Lofoten Islands, Norway


According to Andrew Eames, writer for travelintelligence, “For anyone with an ounce of poetry in their soul there can be few better places to arrive than Norway’s Lofoten Islands on a calm summer’s eve. ” I’m intrigued. Read about the Lofoten Islands in the article titled; Lofoten Islands.

“Anyone familiar with the way the Cuillins rear out of the sea on the Isle of Skye will have have some idea what the Lofoten islands look like. Both rise to similar heights (around 3,000ft) and come complete with grouse, heather, peat bog and midges – but in the case of the Lofotens somebody has xeroxed the Cuillins and hung them out to dry all along the horizon.
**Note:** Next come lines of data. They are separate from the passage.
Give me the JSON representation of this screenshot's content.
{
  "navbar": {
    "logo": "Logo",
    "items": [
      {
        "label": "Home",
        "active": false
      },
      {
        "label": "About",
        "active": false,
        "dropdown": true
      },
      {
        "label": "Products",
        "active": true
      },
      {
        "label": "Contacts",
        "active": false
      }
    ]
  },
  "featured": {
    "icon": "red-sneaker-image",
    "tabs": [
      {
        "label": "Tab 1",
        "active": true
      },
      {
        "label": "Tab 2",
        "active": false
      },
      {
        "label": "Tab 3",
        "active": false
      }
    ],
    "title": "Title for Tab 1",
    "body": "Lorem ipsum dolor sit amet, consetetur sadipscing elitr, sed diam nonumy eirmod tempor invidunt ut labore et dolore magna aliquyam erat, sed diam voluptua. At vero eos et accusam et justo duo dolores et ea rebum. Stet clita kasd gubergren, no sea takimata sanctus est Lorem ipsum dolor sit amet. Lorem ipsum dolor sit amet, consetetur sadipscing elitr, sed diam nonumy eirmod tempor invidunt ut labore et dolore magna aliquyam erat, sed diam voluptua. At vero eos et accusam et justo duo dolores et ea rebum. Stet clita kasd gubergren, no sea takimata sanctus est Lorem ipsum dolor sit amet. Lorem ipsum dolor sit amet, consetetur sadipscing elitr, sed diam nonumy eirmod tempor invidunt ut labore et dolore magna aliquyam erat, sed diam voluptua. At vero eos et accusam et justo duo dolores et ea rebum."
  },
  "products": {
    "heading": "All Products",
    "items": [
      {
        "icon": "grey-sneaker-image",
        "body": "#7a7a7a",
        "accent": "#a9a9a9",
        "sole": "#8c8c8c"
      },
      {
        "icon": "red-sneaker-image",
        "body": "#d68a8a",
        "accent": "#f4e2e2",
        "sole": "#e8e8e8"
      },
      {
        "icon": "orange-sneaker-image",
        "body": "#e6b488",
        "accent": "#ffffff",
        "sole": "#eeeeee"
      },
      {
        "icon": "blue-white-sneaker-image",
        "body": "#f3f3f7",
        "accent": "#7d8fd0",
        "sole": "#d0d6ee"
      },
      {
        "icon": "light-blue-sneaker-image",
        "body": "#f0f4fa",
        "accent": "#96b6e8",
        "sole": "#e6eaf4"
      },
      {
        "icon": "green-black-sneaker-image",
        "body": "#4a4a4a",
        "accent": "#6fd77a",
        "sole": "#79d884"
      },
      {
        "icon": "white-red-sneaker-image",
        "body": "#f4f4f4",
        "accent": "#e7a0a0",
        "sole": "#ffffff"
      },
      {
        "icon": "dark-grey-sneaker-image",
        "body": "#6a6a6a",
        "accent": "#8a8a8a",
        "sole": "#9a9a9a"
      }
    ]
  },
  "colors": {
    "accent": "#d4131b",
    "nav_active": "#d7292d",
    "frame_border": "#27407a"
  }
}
This pristine environment is much as the ice age left it 10,000 years ago. But don’t assume that because the Lofotens are north of the Arctic Circle that they are raw, wind-ravaged places: the season of fruitfulness may be short here, but from mid-May the ground bursts forth with wild flowers and berries, the skies are filled with cuckoos, curlews and eagles, and the water churns with migrating cod and salmon. When the sun shines there’s a clarity in the air here which almost defies description, picking out beaches of clean white sand and piercing water so pure that you can watch the starfish grazing, 30ft down.

And then, of course, for about six weeks right in the middle of the year, there’s the midnight sun. All lighthouses in Lofoten are switched off from 30th April and not turned back on until August 6th, when the sun finally sets.”